The dinner had begun at eight and finished at half past nine. It was ten o'clock now, and too late to go to the theater. The opera season was over. There would be the dancing-places, but neither of the two felt vivacity enough for dancing or watching others dance.
For lack of anything better, Jim proposed a drive. He was mad for air and exercise. He would have preferred a long walk, and so would Kedzie, but she could not have walked far without changing her costume and her slippers.
She was glad of the chance to escape from the house. Jim rang for Wotton and asked to have a car brought round. They put on light wraps and went down the steps to the limousine.

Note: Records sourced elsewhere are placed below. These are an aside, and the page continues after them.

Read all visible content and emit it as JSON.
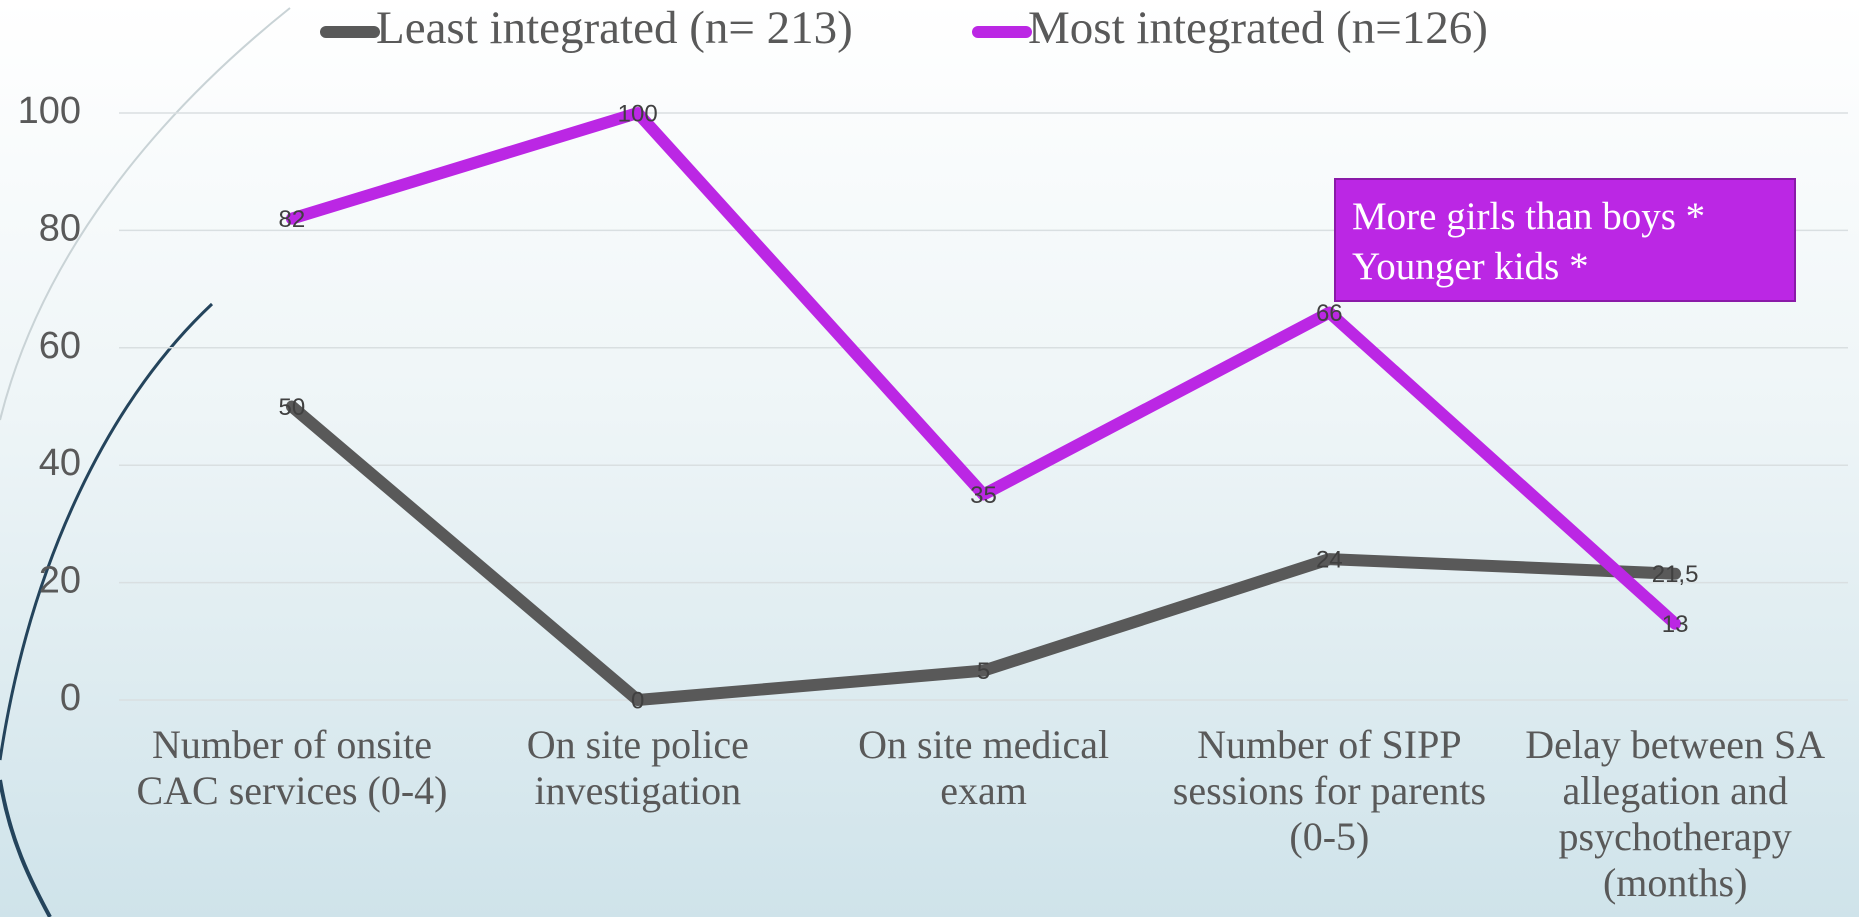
{
  "chart_data": {
    "type": "line",
    "categories": [
      "Number of onsite CAC services (0-4)",
      "On site police investigation",
      "On site medical exam",
      "Number of SIPP sessions for parents (0-5)",
      "Delay between SA allegation and psychotherapy (months)"
    ],
    "series": [
      {
        "name": "Least integrated (n= 213)",
        "color": "#595959",
        "values": [
          50,
          0,
          5,
          24,
          21.5
        ],
        "value_labels": [
          "50",
          "0",
          "5",
          "24",
          "21,5"
        ]
      },
      {
        "name": "Most integrated (n=126)",
        "color": "#bb27e4",
        "values": [
          82,
          100,
          35,
          66,
          13
        ]
      }
    ],
    "ylim": [
      0,
      100
    ],
    "yticks": [
      0,
      20,
      40,
      60,
      80,
      100
    ],
    "grid": true,
    "legend": "top",
    "annotation": [
      "More girls than boys *",
      "Younger kids *"
    ]
  }
}
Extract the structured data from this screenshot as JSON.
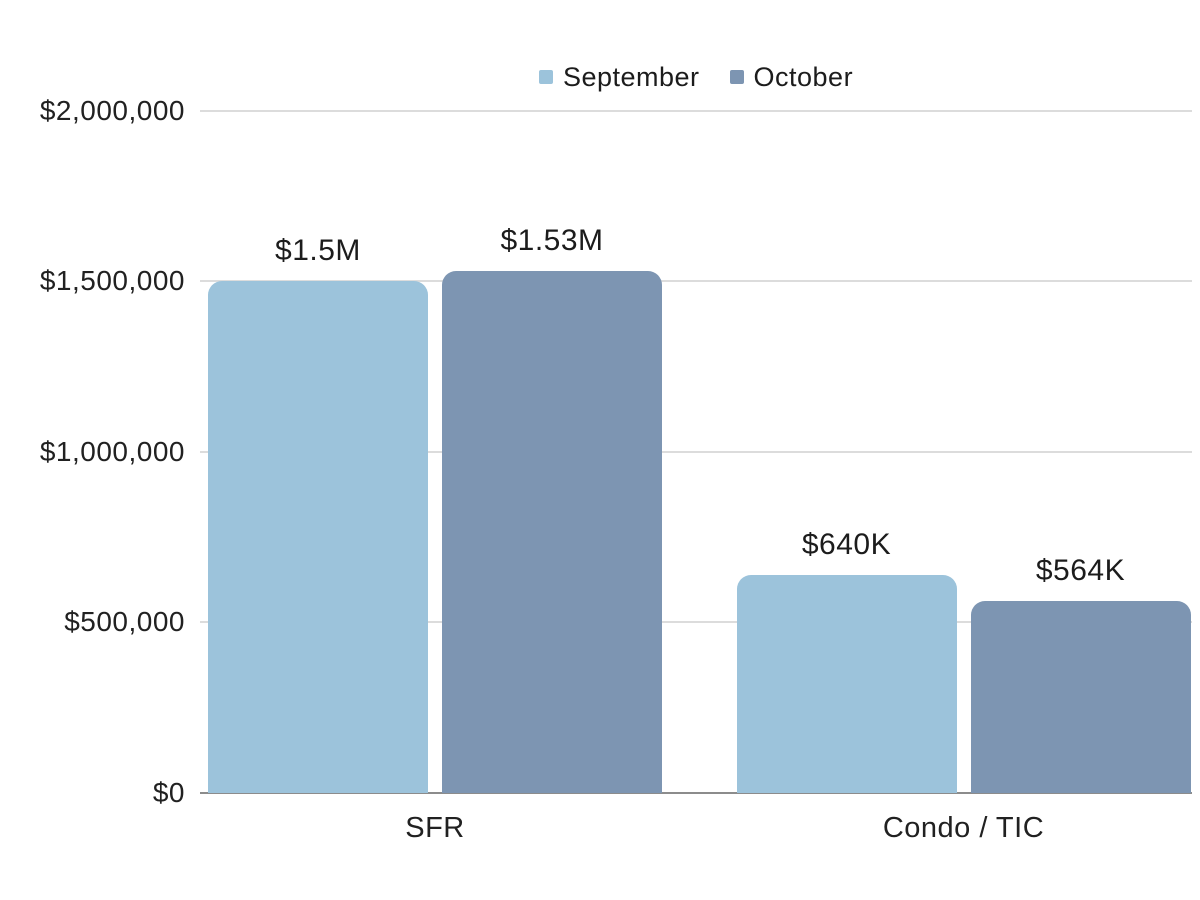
{
  "chart_data": {
    "type": "bar",
    "title": "",
    "categories": [
      "SFR",
      "Condo / TIC"
    ],
    "series": [
      {
        "name": "September",
        "color": "#9cc3db",
        "values": [
          1500000,
          640000
        ],
        "labels": [
          "$1.5M",
          "$640K"
        ]
      },
      {
        "name": "October",
        "color": "#7d95b2",
        "values": [
          1530000,
          564000
        ],
        "labels": [
          "$1.53M",
          "$564K"
        ]
      }
    ],
    "y_ticks": [
      {
        "value": 2000000,
        "label": "$2,000,000"
      },
      {
        "value": 1500000,
        "label": "$1,500,000"
      },
      {
        "value": 1000000,
        "label": "$1,000,000"
      },
      {
        "value": 500000,
        "label": "$500,000"
      },
      {
        "value": 0,
        "label": "$0"
      }
    ],
    "ylim": [
      0,
      2000000
    ],
    "xlabel": "",
    "ylabel": "",
    "grid": "horizontal",
    "legend_position": "top-center",
    "colors": {
      "gridline": "#dcdcdc",
      "baseline": "#8c8c8c",
      "text": "#212121",
      "background": "#ffffff"
    }
  }
}
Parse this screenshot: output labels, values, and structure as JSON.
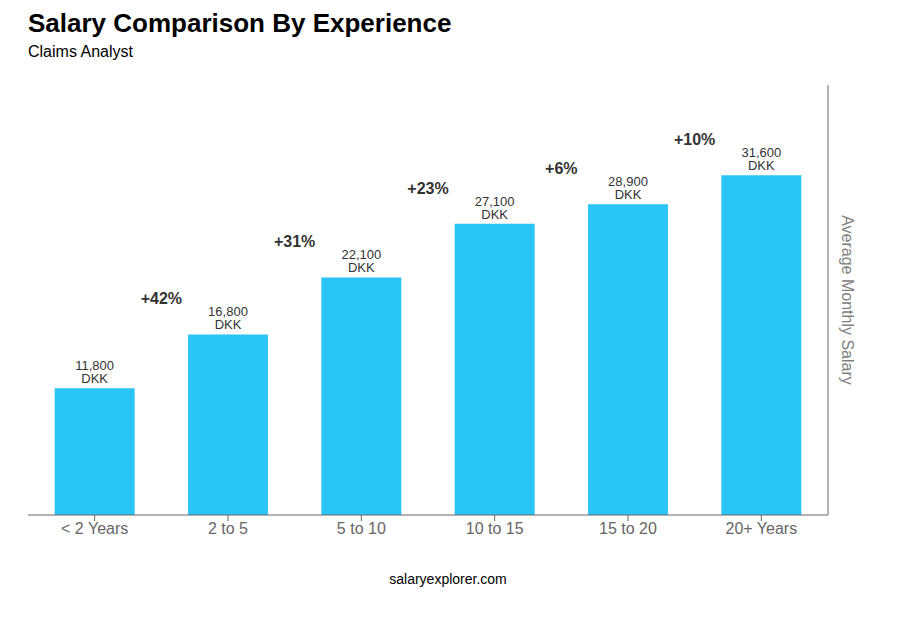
{
  "chart_data": {
    "type": "bar",
    "title": "Salary Comparison By Experience",
    "subtitle": "Claims Analyst",
    "ylabel": "Average Monthly Salary",
    "footer": "salaryexplorer.com",
    "categories": [
      "< 2 Years",
      "2 to 5",
      "5 to 10",
      "10 to 15",
      "15 to 20",
      "20+ Years"
    ],
    "values": [
      11800,
      16800,
      22100,
      27100,
      28900,
      31600
    ],
    "value_labels": [
      "11,800 DKK",
      "16,800 DKK",
      "22,100 DKK",
      "27,100 DKK",
      "28,900 DKK",
      "31,600 DKK"
    ],
    "annotations": [
      "+42%",
      "+31%",
      "+23%",
      "+6%",
      "+10%"
    ],
    "color": "#29C5F6",
    "ylim": [
      0,
      40000
    ],
    "data_labels": true,
    "tick_labels": "x",
    "grid": false
  }
}
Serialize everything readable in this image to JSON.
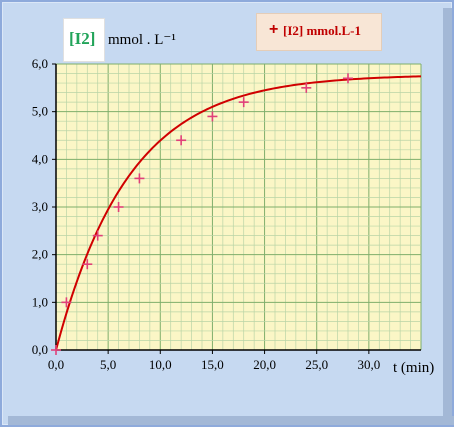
{
  "chart_data": {
    "type": "scatter",
    "title": "",
    "ylabel_species": "[I2]",
    "ylabel_unit": "mmol . L⁻¹",
    "xlabel": "t (min)",
    "xlim": [
      0,
      35
    ],
    "ylim": [
      0,
      6
    ],
    "x_tick_labels": [
      "0,0",
      "5,0",
      "10,0",
      "15,0",
      "20,0",
      "25,0",
      "30,0"
    ],
    "y_tick_labels": [
      "0,0",
      "1,0",
      "2,0",
      "3,0",
      "4,0",
      "5,0",
      "6,0"
    ],
    "grid": true,
    "legend_position": "top-right",
    "series": [
      {
        "name": "[I2] mmol.L-1",
        "marker": "+",
        "color": "#c00000",
        "x": [
          0,
          1,
          3,
          4,
          6,
          8,
          12,
          15,
          18,
          24,
          28
        ],
        "y": [
          0,
          1.0,
          1.8,
          2.4,
          3.0,
          3.6,
          4.4,
          4.9,
          5.2,
          5.5,
          5.7
        ]
      }
    ],
    "fit_curve": {
      "color": "#d00000",
      "model": "y = a(1 - exp(-t/tau))",
      "a": 5.78,
      "tau": 7.0
    },
    "colors": {
      "plot_background": "#fbf6c6",
      "grid": "#b9d4a6",
      "frame_background": "#c6d9f1"
    }
  }
}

The Avenue was lonely and the Park was lonelier. And, strangely, now that they were together in the dark they felt happier; they drew more closely together. They were common people now, and they had moonlight and stars, a breeze and a shadowy landscape; they shared them with the multitude, and they were happy for a while.
Something in Kedzie's heart whispered: “What's the use of being rich? What's the good of living in a palace with a gang of servants hanging over your shoulder? Happiness evidently doesn't come from ordering whatever you want, for by the time somebody brings it to you you don't want it any longer. Happiness must be the going after something yourself and being anxious about it.”
If she had listened to that airy whisperer she might have had an inkling of a truth. But she dismissed philosophy as something stupid. She turned into Jim's arms like a child afraid and clung to him, moaning:
“Jim, what do I want? Tell me. I'm bluer than blue, and I don't know why.”
This was sufficiently discouraging for Jim. He had given the petulant child the half of his kingdom, and she was blue. If anything could have made him bluer than he was it would have been this proclamation of his failure. He had done the honorable thing, and it had profited nobody.
He petted her as one pets a spoiled and fretful child at the end of a long, long rainy day, with a rainy to-morrow ahead.
When they returned home the coziness of their hour together was lost. The big mansion was as cozy as a court-house. It no longer had even novelty. Climbing the steps had no further mystery than the Louvre has to an American tourist who has promenaded through it once.